Martha is at first reticent to make friends, preferring to cocoon herself in her pre-fab, standardized home instead of trying to fit in at group exercise and neighborhood get-togethers.
But her world begins to change once she meets next-door neighbor Sheryl (Jacki Weaver). Sheryl is Martha’s opposite with her colorful, tight-fitting wardrobe and vivacious free spirit, yet her vigor inspires Martha to rediscover her own.
The pair set out to form a cheerleading club, which is unheard of to their enclave’s residents, who include the unfriendly president of the welcoming committee, Vicki (Celia Weston).
The newly assembled squad must recruit more members, which they assume will be difficult, they must also get in competitive shape in a short period of time. In the process, the team is forced to battle their own physical limitations and a other setbacks, some comic, others more serious.

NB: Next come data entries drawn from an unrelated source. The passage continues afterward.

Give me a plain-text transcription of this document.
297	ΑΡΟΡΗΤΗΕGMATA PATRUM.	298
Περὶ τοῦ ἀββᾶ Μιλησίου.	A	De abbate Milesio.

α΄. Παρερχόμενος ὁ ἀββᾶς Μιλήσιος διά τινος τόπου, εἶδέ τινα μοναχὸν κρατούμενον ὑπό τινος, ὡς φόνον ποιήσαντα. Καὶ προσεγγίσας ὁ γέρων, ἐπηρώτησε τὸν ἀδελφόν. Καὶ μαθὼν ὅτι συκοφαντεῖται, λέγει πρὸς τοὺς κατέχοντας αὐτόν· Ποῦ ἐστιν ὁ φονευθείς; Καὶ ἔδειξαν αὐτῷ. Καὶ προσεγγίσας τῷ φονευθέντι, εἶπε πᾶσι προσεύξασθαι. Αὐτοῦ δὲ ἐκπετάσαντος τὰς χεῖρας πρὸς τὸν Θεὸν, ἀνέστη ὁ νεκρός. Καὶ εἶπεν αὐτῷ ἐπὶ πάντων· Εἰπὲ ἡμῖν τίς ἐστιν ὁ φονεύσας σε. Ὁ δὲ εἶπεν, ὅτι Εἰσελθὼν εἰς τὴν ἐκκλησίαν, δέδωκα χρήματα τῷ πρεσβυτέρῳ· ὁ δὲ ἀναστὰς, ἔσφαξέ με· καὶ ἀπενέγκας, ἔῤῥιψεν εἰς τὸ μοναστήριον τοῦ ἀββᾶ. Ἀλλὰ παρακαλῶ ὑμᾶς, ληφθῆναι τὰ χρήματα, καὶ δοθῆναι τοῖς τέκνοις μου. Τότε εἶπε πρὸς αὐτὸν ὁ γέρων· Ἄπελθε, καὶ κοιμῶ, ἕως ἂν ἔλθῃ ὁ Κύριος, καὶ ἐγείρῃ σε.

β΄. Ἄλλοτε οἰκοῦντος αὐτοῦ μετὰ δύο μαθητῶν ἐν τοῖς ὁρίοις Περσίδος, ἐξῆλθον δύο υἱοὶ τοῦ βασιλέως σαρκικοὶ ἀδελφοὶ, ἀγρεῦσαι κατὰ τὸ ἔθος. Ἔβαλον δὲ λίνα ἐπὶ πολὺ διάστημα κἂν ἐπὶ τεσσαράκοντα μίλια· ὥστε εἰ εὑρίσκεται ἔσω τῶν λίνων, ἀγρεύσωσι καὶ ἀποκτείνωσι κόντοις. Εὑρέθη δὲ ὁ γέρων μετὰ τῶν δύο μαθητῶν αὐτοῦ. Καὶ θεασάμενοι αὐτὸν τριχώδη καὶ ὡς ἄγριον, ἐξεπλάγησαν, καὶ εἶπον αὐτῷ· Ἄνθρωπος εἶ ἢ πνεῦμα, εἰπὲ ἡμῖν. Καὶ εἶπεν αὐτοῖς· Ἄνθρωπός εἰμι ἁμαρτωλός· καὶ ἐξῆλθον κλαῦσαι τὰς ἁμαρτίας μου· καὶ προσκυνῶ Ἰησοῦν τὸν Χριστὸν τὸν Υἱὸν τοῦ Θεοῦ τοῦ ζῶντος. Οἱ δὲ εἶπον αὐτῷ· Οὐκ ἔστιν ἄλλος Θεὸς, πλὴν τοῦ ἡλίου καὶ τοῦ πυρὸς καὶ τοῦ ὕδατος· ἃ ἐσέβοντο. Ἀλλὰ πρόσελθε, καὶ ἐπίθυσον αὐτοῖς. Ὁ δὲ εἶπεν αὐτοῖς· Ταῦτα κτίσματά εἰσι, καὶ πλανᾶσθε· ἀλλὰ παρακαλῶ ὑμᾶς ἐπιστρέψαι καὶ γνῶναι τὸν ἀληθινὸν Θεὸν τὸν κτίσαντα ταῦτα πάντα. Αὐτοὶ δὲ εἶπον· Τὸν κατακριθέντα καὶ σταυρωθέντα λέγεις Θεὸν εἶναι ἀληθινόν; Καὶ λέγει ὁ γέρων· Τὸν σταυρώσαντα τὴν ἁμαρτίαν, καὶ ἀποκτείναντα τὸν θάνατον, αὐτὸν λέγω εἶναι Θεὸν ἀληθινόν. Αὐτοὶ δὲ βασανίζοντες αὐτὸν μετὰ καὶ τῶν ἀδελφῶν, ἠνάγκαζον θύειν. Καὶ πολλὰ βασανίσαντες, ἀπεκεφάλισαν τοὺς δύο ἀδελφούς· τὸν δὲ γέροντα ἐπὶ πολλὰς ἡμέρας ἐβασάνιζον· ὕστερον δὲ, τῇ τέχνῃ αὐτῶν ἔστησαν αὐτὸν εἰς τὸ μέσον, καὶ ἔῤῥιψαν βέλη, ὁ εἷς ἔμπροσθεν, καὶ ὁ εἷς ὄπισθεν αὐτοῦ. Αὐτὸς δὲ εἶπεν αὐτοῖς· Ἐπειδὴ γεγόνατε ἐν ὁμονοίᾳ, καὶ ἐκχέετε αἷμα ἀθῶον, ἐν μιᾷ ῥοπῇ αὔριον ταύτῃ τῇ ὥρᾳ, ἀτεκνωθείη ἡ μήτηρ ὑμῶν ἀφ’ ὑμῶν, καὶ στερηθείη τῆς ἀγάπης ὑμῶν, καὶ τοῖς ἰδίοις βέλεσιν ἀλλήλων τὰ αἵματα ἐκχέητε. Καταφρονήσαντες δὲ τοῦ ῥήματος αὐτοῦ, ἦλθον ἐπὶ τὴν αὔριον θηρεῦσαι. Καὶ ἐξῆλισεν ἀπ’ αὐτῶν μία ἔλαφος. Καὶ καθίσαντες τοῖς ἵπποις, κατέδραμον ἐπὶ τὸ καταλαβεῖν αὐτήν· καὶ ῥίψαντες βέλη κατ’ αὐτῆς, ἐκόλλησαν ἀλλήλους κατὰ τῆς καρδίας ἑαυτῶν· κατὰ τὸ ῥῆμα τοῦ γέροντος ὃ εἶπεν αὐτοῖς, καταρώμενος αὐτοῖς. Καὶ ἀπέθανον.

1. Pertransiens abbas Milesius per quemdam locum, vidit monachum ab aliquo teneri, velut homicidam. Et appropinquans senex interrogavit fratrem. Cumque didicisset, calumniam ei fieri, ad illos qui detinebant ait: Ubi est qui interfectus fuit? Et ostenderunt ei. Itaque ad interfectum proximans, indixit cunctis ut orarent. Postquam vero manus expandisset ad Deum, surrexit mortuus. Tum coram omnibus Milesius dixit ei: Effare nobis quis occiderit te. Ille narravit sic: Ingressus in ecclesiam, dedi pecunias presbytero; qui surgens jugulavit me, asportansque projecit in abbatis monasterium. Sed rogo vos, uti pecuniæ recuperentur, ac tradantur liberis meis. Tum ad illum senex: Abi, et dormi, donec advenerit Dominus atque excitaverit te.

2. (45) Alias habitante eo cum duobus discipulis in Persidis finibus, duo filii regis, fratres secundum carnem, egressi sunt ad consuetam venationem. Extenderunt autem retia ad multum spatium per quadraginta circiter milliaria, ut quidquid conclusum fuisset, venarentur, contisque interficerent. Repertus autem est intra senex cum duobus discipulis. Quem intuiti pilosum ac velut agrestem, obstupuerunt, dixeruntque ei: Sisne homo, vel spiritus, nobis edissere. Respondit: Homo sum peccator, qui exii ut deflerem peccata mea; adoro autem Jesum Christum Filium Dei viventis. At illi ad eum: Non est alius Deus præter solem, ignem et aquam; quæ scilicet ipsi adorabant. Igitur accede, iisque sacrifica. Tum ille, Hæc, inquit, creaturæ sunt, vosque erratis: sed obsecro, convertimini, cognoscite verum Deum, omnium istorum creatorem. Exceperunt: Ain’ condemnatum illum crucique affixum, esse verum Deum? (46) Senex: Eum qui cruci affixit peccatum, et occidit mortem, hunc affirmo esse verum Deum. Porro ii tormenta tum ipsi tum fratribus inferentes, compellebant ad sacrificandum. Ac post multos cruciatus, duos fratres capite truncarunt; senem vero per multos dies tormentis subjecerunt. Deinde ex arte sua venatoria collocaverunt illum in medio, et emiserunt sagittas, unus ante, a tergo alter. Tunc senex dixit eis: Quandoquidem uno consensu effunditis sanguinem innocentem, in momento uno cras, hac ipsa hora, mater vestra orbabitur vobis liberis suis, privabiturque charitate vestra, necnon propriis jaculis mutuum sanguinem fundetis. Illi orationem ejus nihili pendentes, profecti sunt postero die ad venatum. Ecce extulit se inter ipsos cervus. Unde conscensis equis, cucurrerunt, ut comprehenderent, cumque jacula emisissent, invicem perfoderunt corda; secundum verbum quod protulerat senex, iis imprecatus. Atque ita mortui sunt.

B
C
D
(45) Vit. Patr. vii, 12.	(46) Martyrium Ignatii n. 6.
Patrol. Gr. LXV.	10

Poms goes out of its way to be both uplifting and endearing, but inevitably it shows its shallow, artificial packaging. It’s all about the need for self-empowerment and the ability to execute it.
Screenwriter Shane Atkinson and Hayes focus primarily on female friendship, though they undermine the capacity of another group of women: teen girls. Unfortunately, the seniors’ combative relationship with the high school cheerleaders, who film their failures and mock them, becomes the main conflict.
Sadly, Atkinson and Hayes have constructed narrowly defined women–each one marked by one dominant trait–resulting in a stereotypical portraiture on both the individual and collective levels. (I wonder what the response would have been if male scribes had written such schlock).
It doesn’t help that there is no strong chemistry between the women, and that each exhibits a different acting style.
The tale strikes an overly sentimental note in describing Sheryl’s concern of whether the authorities find out that her teen grandson Ben (Charlie Tahan) is living with her.
And then there is the obligatory romance, here between Ben and classmate Chloe (Alisha Boe), who betrays her cheer team to help train his grandmother’s team (so much for peer group pressure).
The film is so haphazardly written and helmed that, at the end it, really doesn’t matter that it’s women, rather than men, who held power behind the cameras of this mildly amusing confection.